In het voorjaar van 2024 brachten de twee debuterende dichters Tom Dreyer en Alwyn Roux uit Zuid-Afrika een bezoek aan Tilburg. Brabant Cultureel-redacteur Carina van der Walt arrangeerde enkele ontmoetingen en dit inspireerde Jasper Mikkers tot het vertalen van enkele gedichten uit het Afrikaans naar het Nederlands.

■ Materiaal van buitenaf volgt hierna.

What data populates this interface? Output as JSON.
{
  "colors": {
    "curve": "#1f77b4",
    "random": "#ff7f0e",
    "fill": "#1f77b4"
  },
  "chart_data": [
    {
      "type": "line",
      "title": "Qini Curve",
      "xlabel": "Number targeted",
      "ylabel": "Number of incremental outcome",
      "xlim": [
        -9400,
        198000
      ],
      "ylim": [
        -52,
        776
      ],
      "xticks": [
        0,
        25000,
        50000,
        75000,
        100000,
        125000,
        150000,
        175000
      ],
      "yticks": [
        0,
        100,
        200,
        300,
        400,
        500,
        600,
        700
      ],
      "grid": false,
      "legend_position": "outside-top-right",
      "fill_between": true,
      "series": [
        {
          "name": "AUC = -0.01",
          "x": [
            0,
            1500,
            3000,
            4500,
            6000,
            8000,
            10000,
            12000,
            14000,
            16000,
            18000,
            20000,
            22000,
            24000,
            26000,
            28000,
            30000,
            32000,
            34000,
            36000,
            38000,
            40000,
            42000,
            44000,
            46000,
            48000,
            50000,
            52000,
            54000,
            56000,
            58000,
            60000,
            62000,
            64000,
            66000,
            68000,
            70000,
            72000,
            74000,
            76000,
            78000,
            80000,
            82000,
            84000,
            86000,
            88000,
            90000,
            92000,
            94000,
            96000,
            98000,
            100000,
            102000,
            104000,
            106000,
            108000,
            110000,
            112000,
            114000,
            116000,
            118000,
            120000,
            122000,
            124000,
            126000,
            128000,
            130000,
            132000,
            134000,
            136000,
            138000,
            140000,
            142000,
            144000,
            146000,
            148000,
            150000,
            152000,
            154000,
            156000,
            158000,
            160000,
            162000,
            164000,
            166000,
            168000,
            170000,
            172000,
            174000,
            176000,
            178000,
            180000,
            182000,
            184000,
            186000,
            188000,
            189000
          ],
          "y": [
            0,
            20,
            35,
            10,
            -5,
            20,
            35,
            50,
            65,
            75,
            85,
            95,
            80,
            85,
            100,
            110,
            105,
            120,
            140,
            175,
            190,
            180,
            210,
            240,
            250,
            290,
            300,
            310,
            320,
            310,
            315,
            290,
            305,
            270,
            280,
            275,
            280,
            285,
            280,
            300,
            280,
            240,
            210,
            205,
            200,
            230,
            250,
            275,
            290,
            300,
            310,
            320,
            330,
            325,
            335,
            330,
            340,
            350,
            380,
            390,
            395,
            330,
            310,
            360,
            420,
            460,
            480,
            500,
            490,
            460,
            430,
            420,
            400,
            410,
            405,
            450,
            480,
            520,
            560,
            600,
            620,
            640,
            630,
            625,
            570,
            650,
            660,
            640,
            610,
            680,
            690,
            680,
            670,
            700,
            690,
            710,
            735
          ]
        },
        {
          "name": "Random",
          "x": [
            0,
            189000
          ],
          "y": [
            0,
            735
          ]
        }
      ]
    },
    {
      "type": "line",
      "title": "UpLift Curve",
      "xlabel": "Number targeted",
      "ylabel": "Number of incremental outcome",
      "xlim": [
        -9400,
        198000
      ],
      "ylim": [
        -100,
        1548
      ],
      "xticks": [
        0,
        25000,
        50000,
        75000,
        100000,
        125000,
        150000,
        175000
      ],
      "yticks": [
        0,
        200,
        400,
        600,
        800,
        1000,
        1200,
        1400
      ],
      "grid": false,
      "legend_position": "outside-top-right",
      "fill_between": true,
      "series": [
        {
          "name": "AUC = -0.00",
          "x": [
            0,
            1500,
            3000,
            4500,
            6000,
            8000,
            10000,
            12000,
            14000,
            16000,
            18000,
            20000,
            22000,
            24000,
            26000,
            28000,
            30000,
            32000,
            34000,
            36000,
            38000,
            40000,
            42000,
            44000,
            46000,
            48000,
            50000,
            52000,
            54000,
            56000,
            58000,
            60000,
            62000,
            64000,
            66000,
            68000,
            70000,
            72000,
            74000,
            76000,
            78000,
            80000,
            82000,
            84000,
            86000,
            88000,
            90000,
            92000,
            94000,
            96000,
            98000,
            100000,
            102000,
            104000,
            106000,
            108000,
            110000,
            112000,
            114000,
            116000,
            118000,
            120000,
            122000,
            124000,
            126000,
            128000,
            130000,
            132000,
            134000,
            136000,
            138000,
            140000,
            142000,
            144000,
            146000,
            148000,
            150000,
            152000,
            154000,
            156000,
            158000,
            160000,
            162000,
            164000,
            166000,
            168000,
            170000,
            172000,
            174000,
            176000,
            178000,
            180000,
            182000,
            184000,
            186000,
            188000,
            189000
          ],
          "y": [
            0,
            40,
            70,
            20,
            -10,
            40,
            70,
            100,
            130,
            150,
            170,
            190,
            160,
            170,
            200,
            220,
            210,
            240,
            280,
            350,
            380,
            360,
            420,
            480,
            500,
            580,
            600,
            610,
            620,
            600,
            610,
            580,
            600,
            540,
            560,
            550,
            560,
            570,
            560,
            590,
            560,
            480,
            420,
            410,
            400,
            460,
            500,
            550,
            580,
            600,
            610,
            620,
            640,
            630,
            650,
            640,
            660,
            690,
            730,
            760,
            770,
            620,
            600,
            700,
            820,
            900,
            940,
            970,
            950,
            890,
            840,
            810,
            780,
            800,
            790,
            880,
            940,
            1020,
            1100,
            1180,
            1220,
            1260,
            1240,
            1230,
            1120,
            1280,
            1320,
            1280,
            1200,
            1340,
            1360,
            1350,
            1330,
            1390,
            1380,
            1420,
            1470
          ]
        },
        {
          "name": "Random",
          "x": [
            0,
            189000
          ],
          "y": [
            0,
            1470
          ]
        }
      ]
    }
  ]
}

vertalingen door Jasper Mikkers
vermiste ruimtereizigers
kort na de wegijlende piepgeluiden van de spoetnik
gingen er geruchten over de laatste woorden
van stervende Russische ruimtevaarders
tot ons gekomen via radio-operators
een vrouw vervloekt een verzengende cabine
een man meldt een kegel van vuur
er kan zoveel misgaan
in de hete nachten van Kazachstan
en toch blijft de dood van een ruimteman en -vrouw
in een motelkamer daar verder onbesproken
(ze schoven hun bedden heel dicht tegen elkaar aan
zodat ze nooit meer uit elkaar zouden drijven)
verlore ruimtelinge
kort na die ylingse piengs van spoetnik
was daar gerugte van sterwende russiese
ruimtevaarders hul laaste woorde herlei
deur radio-operateurs
’n vrou verwens ’n versengende kajuit
’n man rapporteer ’n keël van vuur
daar is soveel wat verkeerd kan gaan
in die gloeiende nagte van kazakstan
en tog bly die dood van ’n ruimteman en -vrou
in ’n motelkamer aldaar ongedokumenteer
(hul beddens knap teen mekaar geskuif
sodat hulle nooit weer uitmekaar sou dryf)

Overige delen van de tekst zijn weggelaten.